Durante tres años, las fuerzas armadas mantienen a Bordaberry en el sillón presidencial, con el ánimo de dar una fachada civilista al proceso político. En 1976, sin embargo, no creen necesario enmascarar por más tiempo su acción y destituyen al presidente, sustituyéndole sucesivamente por dos personajes grises y manejables: Demichelli y Aparicio Méndez. Este último, un octogenario enfermo, firma aún hoy los decretos que el Consejo Nacional de Seguridad le presenta.

Los partidos políticos están proscritos, 15.000 personas han sido desposeídas de sus derechos políticos hasta 1991, las actividades sindicales están suspendidas, decenas de periódicos y revistas han sufrido los rigores de la férrea censura. La cultura, el pensamiento, el arte, han sido incluidos por los militares en el largo índice de elementos subversivos.

Las organizaciones internacionales de defensa de los derechos humanos han hecho permanentes denuncias de las acciones represivas del régimen militar uruguayo, que se resumen en este patético párrafo: uno de cada tres uruguayos ha tenido que exilarse; uno de cada cincuenta ha pasado por las cárceles; uno de cada cien ha sido torturado. Aún hoy se habla de un tenebroso Plan Attica, elaborado por el Gobierno, y según el cuál cerca de mil presos políticos serían asesinados para facilitar la promulgación de una ley de Amnistía sin el peligro de devolver a la calle a un alto número de opositores al régimen.

En los últimos meses, la oposición política uruguaya, duramente castigada y dispersa, ha tomado conciencia de su papel denunciador del proceso que quieren imponer los militares. A principios de este año se formó la Convergencia Democrática, organismo que agrupa a personalidades de muy distintas tendencias, aglutinadas por el propósito común de ofrecer un frente de contestación al Gobierno.

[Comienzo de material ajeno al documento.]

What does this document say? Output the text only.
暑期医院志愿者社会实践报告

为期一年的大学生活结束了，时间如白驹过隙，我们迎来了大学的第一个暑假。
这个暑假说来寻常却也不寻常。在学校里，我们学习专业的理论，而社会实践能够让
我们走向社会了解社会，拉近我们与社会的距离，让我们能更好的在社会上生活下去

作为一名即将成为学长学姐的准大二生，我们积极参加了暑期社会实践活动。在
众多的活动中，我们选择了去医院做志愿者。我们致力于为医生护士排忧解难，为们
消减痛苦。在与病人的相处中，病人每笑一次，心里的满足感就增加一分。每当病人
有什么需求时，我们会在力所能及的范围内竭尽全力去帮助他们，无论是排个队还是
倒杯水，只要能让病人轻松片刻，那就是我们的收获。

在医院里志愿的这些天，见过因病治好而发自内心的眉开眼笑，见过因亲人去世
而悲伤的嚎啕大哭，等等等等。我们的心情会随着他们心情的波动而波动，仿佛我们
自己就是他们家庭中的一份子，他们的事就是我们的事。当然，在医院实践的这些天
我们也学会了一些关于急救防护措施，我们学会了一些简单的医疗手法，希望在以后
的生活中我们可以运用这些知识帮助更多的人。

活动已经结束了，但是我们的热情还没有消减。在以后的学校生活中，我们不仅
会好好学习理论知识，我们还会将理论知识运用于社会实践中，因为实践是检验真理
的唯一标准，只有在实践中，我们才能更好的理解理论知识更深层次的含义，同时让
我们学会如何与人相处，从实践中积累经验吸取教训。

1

Este grupo considera al general Liber Seregni, preso desde julio de 1973, como su figura principal.

Estos tibíos intentos de oposición organizada no van a evitar, sin embargo, que los militares lleven a cabo sus planes. Con toda certeza harán aprobar mañana la nueva Constitución; dentro de un año, convocarán nuevamente a los uruguayos a las urnas, para elegir presidente de la República a un candidato único elegido por los partidos Nacional y Colorado y de la absoluta confianza de las fuerzas armadas.